No estamos acostumbrados a ver a dos actores como Eisenberg y Segel en papeles como los que interpretan en The End of the Tour. El Mark Zuckerberg de La red social ahora es un reportero y periodista de la famosa revista Rolling Stone que pone su grabadora al servicio de la causa entrevistando al autor del libro La broma infinita, éxito de ventas allá por el año 1996 en Estados Unidos. Segel es David Foster Wallace, un tipo adornado con bandana en la cabeza, siguiendo las modas ochenteras, con una filosofía muy muy suya.
Quizás lo más impresionante e impresionable no lo encontramos en la entrevista de cinco días sino en todo lo que vivieron y se quedó grabado off the record en la memoria de cada uno de ellos cuando acabaron la gira que Wallace tenía programada buscando promocionar su obra, paseándose por programas de radio y librerías con firma de ejemplares incluido acompañados por una simpática guía y dos amistades o futuros ligues todo muy Stone y demasiado Rolling.
Las conclusiones a las que llega Eisenberg como David Lipsky y nosotros mismos es que a veces la primera impresión y todo lo que sabemos de una persona es en realidad una fachada y que nada es lo que parece muchas veces ocultando lo que en realidad se es, se piensa o se siente.
David Foster Wallace no se cree superior a la media pero los demás si lo piensan consiguiendo que no pueda relacionarse con una sociedad que no le entiende aislándole de ella y siendo víctima de una soledad solo mitigada por la compañía de sus dos perros que no le quieren pero le soportan. Su entrevistador si lo ha hecho identificándose con él pero sabiéndose diferente. Su intención al embarcarse en esa experiencia era saber si quería ser como él o por el contrario desviarse de su camino. De eso va esta The End of the tour. El director independiente James Ponsoldt consigue con este su cuarto film que cada uno de ellos reconozca su propio yo interior diferenciándolo del otro y buscando una singularidad propia.

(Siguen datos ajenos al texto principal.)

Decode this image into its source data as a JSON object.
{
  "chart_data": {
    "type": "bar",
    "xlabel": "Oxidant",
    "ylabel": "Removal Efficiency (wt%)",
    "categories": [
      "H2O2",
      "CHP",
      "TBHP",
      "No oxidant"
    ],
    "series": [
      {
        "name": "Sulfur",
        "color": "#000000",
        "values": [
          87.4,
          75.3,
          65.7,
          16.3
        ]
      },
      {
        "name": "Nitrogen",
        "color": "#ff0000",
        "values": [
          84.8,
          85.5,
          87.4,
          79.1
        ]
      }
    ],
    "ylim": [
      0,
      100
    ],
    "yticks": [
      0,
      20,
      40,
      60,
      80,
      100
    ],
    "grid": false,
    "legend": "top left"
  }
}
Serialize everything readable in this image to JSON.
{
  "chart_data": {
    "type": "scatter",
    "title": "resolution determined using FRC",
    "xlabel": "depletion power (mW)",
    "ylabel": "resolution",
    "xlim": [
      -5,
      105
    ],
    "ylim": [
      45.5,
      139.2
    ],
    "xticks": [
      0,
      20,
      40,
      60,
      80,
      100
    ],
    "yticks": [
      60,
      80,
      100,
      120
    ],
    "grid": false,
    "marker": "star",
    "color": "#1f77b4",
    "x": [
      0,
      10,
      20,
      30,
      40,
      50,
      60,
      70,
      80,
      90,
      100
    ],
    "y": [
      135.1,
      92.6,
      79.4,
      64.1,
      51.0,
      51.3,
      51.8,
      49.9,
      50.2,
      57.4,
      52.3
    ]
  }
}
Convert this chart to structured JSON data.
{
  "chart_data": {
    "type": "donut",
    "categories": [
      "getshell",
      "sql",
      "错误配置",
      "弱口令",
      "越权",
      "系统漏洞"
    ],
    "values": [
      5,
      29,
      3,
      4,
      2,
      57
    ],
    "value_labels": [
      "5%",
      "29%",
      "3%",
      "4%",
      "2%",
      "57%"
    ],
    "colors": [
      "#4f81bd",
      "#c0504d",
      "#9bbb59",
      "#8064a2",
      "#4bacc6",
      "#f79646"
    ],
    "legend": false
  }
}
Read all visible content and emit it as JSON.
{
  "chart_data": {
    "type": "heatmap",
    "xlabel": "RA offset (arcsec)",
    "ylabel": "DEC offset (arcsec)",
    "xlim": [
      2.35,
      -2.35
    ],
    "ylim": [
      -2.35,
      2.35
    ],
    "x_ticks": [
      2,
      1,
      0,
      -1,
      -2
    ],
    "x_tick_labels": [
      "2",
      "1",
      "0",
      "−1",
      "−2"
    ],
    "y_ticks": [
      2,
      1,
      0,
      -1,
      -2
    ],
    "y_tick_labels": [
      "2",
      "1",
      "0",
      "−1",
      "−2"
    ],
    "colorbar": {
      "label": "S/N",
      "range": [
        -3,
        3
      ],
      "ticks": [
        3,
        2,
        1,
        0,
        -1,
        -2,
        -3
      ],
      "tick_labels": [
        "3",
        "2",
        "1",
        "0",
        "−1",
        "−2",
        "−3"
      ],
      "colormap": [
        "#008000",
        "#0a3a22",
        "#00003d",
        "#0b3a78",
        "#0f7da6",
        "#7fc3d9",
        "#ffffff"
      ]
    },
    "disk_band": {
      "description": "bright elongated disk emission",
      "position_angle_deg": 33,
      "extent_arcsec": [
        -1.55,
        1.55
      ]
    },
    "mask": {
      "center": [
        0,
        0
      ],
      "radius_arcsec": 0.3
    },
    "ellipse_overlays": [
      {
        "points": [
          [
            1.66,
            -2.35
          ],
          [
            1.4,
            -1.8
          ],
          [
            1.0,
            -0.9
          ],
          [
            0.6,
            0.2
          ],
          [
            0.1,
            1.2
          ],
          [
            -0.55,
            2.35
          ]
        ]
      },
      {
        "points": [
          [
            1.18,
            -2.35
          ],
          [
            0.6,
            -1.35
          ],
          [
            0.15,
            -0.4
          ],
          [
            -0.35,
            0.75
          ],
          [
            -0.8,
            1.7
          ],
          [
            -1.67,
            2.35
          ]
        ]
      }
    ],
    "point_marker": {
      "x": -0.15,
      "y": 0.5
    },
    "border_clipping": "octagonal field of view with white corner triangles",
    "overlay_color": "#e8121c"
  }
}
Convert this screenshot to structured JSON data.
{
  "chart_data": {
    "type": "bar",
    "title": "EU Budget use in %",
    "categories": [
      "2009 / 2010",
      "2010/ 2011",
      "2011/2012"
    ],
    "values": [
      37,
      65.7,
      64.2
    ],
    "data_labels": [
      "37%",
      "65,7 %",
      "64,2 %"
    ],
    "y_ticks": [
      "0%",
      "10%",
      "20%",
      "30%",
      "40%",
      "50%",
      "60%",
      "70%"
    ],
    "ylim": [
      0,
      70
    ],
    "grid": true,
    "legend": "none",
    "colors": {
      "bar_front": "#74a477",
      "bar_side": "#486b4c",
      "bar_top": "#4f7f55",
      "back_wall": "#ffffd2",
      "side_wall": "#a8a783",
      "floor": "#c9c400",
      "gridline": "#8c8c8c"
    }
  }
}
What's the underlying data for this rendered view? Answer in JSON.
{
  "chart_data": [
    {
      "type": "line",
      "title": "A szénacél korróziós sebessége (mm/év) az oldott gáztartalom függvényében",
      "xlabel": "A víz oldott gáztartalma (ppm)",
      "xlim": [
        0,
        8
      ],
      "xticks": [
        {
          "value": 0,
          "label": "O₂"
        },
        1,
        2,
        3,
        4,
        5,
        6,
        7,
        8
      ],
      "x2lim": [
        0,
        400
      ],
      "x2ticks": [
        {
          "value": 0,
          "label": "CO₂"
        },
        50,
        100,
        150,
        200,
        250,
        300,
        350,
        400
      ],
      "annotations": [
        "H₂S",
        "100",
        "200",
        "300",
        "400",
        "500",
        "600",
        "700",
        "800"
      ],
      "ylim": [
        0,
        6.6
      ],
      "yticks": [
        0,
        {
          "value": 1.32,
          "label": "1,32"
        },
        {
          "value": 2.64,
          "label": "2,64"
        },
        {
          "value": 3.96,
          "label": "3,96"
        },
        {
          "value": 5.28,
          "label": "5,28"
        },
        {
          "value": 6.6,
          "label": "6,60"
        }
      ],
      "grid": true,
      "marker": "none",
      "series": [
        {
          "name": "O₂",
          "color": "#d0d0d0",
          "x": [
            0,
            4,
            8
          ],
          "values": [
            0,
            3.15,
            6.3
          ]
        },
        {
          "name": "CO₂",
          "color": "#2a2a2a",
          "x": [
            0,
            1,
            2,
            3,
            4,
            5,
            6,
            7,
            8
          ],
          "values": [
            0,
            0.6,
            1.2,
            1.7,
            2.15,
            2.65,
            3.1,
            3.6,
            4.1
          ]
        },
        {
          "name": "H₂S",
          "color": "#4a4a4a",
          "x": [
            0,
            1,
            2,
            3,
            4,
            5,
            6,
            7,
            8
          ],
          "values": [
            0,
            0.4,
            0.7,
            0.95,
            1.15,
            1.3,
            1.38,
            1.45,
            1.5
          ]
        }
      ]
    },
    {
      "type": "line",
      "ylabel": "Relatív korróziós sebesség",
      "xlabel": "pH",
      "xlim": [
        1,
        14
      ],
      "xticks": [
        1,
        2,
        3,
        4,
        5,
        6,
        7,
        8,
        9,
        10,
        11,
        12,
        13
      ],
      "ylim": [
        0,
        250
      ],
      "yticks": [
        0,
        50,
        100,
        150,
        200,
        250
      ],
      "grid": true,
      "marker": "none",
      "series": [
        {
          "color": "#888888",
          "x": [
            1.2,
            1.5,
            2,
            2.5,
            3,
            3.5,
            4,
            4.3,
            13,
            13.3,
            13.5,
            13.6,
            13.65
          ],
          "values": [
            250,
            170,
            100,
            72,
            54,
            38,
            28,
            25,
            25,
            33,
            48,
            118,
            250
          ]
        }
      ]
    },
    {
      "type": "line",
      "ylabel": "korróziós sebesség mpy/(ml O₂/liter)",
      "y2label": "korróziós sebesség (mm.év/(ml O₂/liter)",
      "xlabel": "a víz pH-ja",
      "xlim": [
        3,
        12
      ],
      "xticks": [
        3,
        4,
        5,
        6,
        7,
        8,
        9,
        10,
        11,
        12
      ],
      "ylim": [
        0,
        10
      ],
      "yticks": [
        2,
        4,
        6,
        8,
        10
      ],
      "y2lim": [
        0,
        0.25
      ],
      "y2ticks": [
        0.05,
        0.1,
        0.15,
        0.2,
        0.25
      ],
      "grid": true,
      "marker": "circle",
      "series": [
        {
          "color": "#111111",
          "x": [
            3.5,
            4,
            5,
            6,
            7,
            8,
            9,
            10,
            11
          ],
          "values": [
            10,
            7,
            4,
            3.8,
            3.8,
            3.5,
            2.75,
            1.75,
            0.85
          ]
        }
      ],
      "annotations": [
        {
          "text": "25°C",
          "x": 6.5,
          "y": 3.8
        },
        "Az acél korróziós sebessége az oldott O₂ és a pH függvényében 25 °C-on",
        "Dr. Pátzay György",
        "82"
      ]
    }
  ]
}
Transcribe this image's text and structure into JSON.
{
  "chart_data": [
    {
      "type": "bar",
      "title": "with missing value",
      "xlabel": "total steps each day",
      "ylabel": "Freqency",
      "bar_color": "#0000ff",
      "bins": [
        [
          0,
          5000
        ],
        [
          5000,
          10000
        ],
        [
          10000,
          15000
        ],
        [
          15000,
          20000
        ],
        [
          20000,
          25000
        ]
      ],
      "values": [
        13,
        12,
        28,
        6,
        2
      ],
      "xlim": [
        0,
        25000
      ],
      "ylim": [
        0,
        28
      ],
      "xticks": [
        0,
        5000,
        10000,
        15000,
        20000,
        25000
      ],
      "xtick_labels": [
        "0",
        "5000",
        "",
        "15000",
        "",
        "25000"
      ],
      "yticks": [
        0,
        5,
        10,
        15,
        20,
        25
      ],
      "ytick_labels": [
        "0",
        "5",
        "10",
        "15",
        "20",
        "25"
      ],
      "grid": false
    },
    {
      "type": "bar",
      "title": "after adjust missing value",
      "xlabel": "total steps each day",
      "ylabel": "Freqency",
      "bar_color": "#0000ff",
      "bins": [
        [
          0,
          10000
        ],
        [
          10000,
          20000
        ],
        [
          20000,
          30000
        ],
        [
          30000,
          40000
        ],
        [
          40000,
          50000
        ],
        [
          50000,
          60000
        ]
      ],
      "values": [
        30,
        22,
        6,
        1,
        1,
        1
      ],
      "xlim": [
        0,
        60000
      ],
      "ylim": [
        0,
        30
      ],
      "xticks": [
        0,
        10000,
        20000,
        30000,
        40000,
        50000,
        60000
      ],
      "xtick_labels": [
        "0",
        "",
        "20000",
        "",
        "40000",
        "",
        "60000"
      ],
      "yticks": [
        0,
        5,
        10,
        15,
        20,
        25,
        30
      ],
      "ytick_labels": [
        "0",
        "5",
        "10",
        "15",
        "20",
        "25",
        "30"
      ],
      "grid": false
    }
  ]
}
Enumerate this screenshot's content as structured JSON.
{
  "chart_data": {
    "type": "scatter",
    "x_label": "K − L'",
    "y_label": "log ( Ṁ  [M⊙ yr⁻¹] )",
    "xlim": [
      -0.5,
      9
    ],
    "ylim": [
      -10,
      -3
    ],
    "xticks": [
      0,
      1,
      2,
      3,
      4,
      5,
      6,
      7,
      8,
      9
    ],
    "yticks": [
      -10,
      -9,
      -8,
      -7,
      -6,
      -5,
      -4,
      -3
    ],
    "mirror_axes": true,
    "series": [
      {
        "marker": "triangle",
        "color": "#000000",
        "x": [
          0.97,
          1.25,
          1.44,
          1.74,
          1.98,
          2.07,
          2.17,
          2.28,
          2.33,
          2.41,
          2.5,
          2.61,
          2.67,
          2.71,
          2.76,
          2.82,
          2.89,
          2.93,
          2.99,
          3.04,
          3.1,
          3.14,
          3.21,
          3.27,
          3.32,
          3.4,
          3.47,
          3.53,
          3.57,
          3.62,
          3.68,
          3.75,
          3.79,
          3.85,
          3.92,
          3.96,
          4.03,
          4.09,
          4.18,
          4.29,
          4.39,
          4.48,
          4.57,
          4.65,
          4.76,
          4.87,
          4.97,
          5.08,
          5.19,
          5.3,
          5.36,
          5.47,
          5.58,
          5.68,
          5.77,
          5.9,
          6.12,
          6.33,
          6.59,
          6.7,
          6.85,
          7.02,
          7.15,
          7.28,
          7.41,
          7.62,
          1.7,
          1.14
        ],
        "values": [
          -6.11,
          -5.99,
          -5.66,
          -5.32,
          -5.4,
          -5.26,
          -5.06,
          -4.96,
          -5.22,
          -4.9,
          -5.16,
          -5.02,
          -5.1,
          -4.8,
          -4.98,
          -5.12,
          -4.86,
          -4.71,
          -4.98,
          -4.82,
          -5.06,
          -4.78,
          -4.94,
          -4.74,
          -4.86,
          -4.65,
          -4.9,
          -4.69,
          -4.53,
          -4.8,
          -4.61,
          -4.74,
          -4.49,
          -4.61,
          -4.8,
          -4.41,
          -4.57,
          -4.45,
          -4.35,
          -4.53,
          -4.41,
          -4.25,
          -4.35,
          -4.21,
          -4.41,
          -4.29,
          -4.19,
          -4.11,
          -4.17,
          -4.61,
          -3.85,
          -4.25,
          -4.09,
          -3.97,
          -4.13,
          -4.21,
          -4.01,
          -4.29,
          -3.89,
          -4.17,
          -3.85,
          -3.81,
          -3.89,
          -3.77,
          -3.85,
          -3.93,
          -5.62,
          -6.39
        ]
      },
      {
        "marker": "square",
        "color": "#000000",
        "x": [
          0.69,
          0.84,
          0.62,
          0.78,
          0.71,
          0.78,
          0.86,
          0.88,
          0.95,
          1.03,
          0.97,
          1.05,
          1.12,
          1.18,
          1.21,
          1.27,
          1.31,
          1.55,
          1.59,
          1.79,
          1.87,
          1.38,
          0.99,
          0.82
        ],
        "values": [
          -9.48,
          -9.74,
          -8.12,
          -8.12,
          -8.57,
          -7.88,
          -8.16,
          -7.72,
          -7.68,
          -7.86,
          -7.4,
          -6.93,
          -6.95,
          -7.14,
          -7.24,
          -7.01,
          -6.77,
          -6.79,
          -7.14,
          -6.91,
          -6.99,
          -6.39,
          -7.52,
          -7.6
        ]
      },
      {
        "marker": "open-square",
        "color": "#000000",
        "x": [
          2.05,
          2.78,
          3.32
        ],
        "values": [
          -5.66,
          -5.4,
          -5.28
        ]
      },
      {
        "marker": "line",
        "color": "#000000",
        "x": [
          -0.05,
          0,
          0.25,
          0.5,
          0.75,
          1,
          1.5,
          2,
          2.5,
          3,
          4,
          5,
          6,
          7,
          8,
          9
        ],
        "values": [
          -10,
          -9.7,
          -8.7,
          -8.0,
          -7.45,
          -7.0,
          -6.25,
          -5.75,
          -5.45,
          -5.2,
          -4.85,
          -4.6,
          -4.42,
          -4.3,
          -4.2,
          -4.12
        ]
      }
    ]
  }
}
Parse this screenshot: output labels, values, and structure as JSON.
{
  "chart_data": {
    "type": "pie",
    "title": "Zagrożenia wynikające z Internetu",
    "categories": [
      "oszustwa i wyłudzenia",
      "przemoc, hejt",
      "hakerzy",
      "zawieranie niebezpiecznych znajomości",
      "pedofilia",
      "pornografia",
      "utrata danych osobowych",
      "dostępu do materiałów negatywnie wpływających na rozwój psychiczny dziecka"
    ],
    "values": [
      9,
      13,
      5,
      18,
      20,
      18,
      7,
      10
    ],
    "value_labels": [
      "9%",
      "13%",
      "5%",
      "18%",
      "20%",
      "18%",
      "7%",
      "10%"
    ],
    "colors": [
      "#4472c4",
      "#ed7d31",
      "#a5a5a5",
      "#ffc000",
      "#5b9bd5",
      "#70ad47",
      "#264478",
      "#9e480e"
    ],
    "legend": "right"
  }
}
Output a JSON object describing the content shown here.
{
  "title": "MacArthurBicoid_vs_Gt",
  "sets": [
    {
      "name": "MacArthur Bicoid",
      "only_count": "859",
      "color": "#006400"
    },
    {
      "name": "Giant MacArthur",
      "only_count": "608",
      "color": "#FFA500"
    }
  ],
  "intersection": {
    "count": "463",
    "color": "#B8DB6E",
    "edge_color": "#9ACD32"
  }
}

Bajo la nieve de Illinois, lugar donde vive recluido Wallace, el director desnuda el alma de los dos escritores superventas endiosados por sus lectores pero más sencillos y comunes que ellos. La mayoría de las veces acaban devorados por los vicios más humanos como la comida basura o alienados por la TV y el cine más comercial, dominados por pasiones como el sexo o los celos y consumidos al final por pecados capitales como la envidia, la pereza o la soberbia.
El monólogo final en la habitación donde duerme cada noche Lipsky es una clara crítica a la tecnología que ha hecho que el ser humano se encuentre maniatado y sea víctima de ella alejándole de lo que debería ser, le ha convertido en una marioneta. De eso trató de escapar en el pasado Wallace y por eso se encontró atrapado en una espiral de uso y abuso de sexo y alcohol que le llevó a un psiquiátrico. Todo lo que de él se habló en cuanto al coqueteo con las drogas y más concretamente con la heroína es un bulo según la interpretación de sus propias palabras típico de la prensa rosa o del corazón. Es esta escena la que resume su filosofía de vida, la que le ha hecho ser de esa manera, fiel a ciertos principios a veces no comprendidos por la inmensa mayoría, con hobbys y maneras de ocupar su tiempo de ocio de andar por casa como puedan ser la lectura o el baile amateur en este caso en una iglesia bautista con música de Danny Elfman de fondo.
Esa imagen de la felicidad plena reflejada en su rostro rodada a cámara lenta vale más que mil palabras, justo la cantidad de páginas que tiene su libro. Ese es David Foster Wallace, un escritor muy humano, una buena persona. Lipsky y Ponsoldt cada uno a su manera nos lo presentan antes de su trágica muerte.